Domestic Violence NSW CEO, Moo Baulch, is unhappy with the planned review of the Safe Schools program:
The Safe Schools Coalition has been in the public firing line, with Coalition MP George Christensen being the latest conservative politician attempting to discredit the program, bizarrely likening the anti-bullying initiative to grooming undertaken by sexual predators.
This follows Cory Bernadi’s vitriolic hate speech on Thursday, causing PM Malcolm Turnbull to crumble under pressure from the extreme right and to order a review of the Safe Schools program.
Baulch ignores ALP senator Joe Bullock’s view that Safe Schools is “terrible” and “should be immediately stopped”. And while Baulch alleges “vitriolic hate speech”, she offers not a single example because she is – as lefties are prone to – grossly exaggerating.
Here’s Christensen’s perfectly sensible allusion:
Outspoken Queensland backbencher George Christensen on Thursday claimed the program recommends pornographic content, sex shops, sex clubs and adult communities to schoolchildren.
He also said it directed students to websites that advise students on sex toys and sadomasochism.

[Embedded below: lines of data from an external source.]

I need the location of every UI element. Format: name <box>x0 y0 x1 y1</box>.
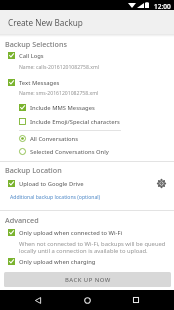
staticText: Call Logs <box>19 52 44 60</box>
button[interactable]: Selected Conversations Only <box>0 146 174 157</box>
button[interactable]: Recent apps <box>126 290 146 310</box>
staticText: Include MMS Messages <box>30 104 95 112</box>
staticText: Include Emoji/Special characters <box>30 118 120 126</box>
staticText: Text Messages <box>19 79 60 87</box>
staticText: 12:00 <box>154 2 171 11</box>
button[interactable]: Include Emoji/Special characters <box>0 116 174 127</box>
button[interactable]: Call Logs <box>0 50 174 61</box>
button[interactable]: Backup location settings <box>153 175 169 191</box>
button[interactable]: Back <box>28 290 48 310</box>
staticText: All Conversations <box>30 135 79 143</box>
staticText: Create New Backup <box>8 17 83 28</box>
button[interactable]: Home <box>77 290 97 310</box>
staticText: Upload to Google Drive <box>19 180 84 188</box>
staticText: Name: sms-20161201082758.xml <box>19 90 99 97</box>
button[interactable]: Additional backup locations (optional) <box>0 192 174 201</box>
staticText: Backup Location <box>5 165 62 175</box>
staticText: BACK UP NOW <box>65 276 111 284</box>
staticText: Additional backup locations (optional) <box>10 194 101 201</box>
staticText: Selected Conversations Only <box>30 148 109 156</box>
button[interactable]: All Conversations <box>0 133 174 144</box>
button[interactable]: Only upload when connected to Wi-Fi <box>0 227 174 238</box>
button[interactable]: Upload to Google Drive <box>0 178 174 189</box>
staticText: Only upload when charging <box>19 258 96 266</box>
staticText: Name: calls-20161201082758.xml <box>19 64 99 71</box>
staticText: Advanced <box>5 215 39 225</box>
button[interactable]: BACK UP NOW <box>4 272 171 287</box>
staticText: When not connected to Wi-Fi, backups wil… <box>19 240 166 255</box>
staticText: Backup Selections <box>5 39 67 49</box>
button[interactable]: Include MMS Messages <box>0 102 174 113</box>
button[interactable]: Only upload when charging <box>0 256 174 267</box>
staticText: Only upload when connected to Wi-Fi <box>19 229 123 237</box>
button[interactable]: Text Messages <box>0 77 174 88</box>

He singled out the website of LGBT youth organisation Minus18 for particular criticism.
The website has advice on chest binding, penis tucking and sex toys and links to other sites that promote pornography, group sex and gay bars, he claimed. It also gives children advice on how to cover their tracks by hiding their browser history.
“This material is putting children at risk of being sexualised at an early age,” he said.
“If a man exposed a child to these websites, sex clubs, sex shops and online communities on the internet we would call this a paedophile grooming a victim.“
For his part, Bernardi, in questioning the program, says absolutely nothing even remotely close to homophobic hate speech.
Note also that Baulch, who claims misogyny is the root cause of male on female domestic violence, sees a different dynamic at play in LGBTIQ relationships
Hate speech is not acceptable anywhere – in our schools, parliaments or communities. We have strong evidence showing that our young LGBTIQ people are increasingly exposed to horrific violence in their homes and schools and that they are targeted because of their difference. We also know that those experiences impact on young people’s ability to form healthy adult relationships and make safe choices. Gay men and lesbians experience violence in intimate partnerships at similar rates to cisgender heterosexual women, for trans and intersex people international research suggests the rates are even higher.
It’s self-evident that approximately equal rates of violence across gay, lesbian and heterosexual partnerships makes questionable the nomination of misogyny as the cause of heterosexual domestic violence.
Baulch’s bias makes Domestic Violence NSW a dubious provider of effective “specialist domestic and family violence services”.
Finally, a Safe Schools language adjustment video.
Update: The condensed written version of language adjustment:
She and He are gendered pronouns. She is typically used by Female identifying people, similarly He is typically used by Male identifying people.
Both of these are sometimes used by people who don’t identify as male or female.
Gender Neutral Pronouns
They, Xe and Ey are a few common gender neutral pronouns. They’re basically pronouns that don’t imply ‘male’ or ‘female’. Neutral pronouns are typically used by genderqueer and non-binary identifying people.
There are lots of other gender neutral pronouns. They can take a bit of getting used to, but it’s important to use the right ones. If you’re not sure, politely ask!
Most people have preferred pronouns. Whether they use she, he, they, or xe, or anything else can depend that person’s gender identity.
For example it’s common for genderqueer people to prefer they, xe, or other gender neutral pronouns.
Similarly a female or male identifying person might prefer her or he pronouns respectively.
Why they’re important
There are lots of reasons it’s important to use the correct pronouns a person prefers, but the simple answer is it can make a person feel pretty shit when you use the wrong ones.
If someone uses different pronouns to what you might expect, they’ve probably thought long and hard about which ones and why.
Misgendering is a term used to describe accidentally or intentionally using incorrect pronouns about or towards a person, essentially using any pronouns than the ones a person asks people to use.
It’s not always easy to come out and tell people you’re trans* or prefer a new set of pronouns, so using the right ones really is a big deal and a pretty awesome thing.
Do the right thing! Don’t misgender.